A leaderboard for speech recognition that refuses to die
A community-curated spreadsheet of WER benchmarks, tracking who beat whom and by how much, since 2015.

What it does
wer_are_we is a GitHub repository that collects Word Error Rate (WER) results for speech recognition across standard benchmarks: LibriSpeech, WSJ, and Switchboard/CallHome. Each entry lists the paper, the date, the score, and whatever architectural footnotes matter—self-supervised pre-training, spec augmentation, transformer LMs, or just “humans” as a baseline.

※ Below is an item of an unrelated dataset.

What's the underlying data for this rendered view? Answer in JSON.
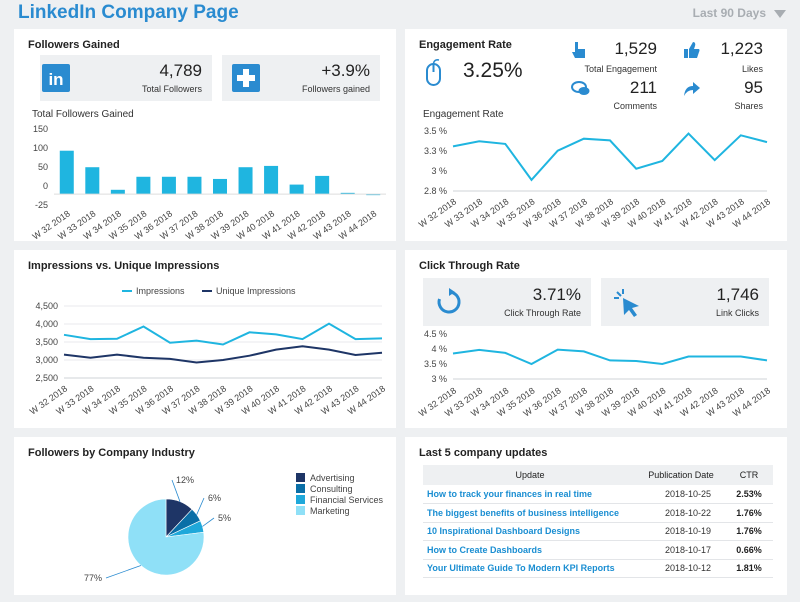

It is essentially a markdown table that the community is invited to correct.
The interesting bit
The value is in the footnotes, not the numbers. You can watch the field’s obsessions shift in real time: from HMM-TDNNs and iVectors through end-to-end attention, to the current regime where everyone seems to be stacking Conformers and pre-training on unlabeled data. The README also quietly flags when results used extra training data, which is the kind of asterisk that actual leaderboards often bury.
Key highlights
- Tracks three major benchmarks with consistent formatting since 2015
- Includes human baselines (5.83% WER on LibriSpeech test-clean, per Deep Speech 2)
- Current best on LibriSpeech: 1.8% / 2.9% (HuBERT, June 2021, self-supervised on 60K hours unlabeled)
- Explicitly notes data augmentation methods and out-of-corpus training where known
- Openly editable: the README invites corrections
Caveats
- No automation: it is hand-maintained markdown, so freshness depends on pull requests
- Coverage is spotty outside the big three benchmarks; no TTS, no streaming latency numbers, no industrial APIs
- Some entries are truncated or incomplete in the source (the README cuts off mid-table in places)
Verdict
Useful if you are writing a paper and need to cite “state of the art” with actual numbers, or if you want to argue that your 2.1% is competitive. Not useful if you need code, models, or reproducibility details—this is a bibliography with WER columns, not a framework.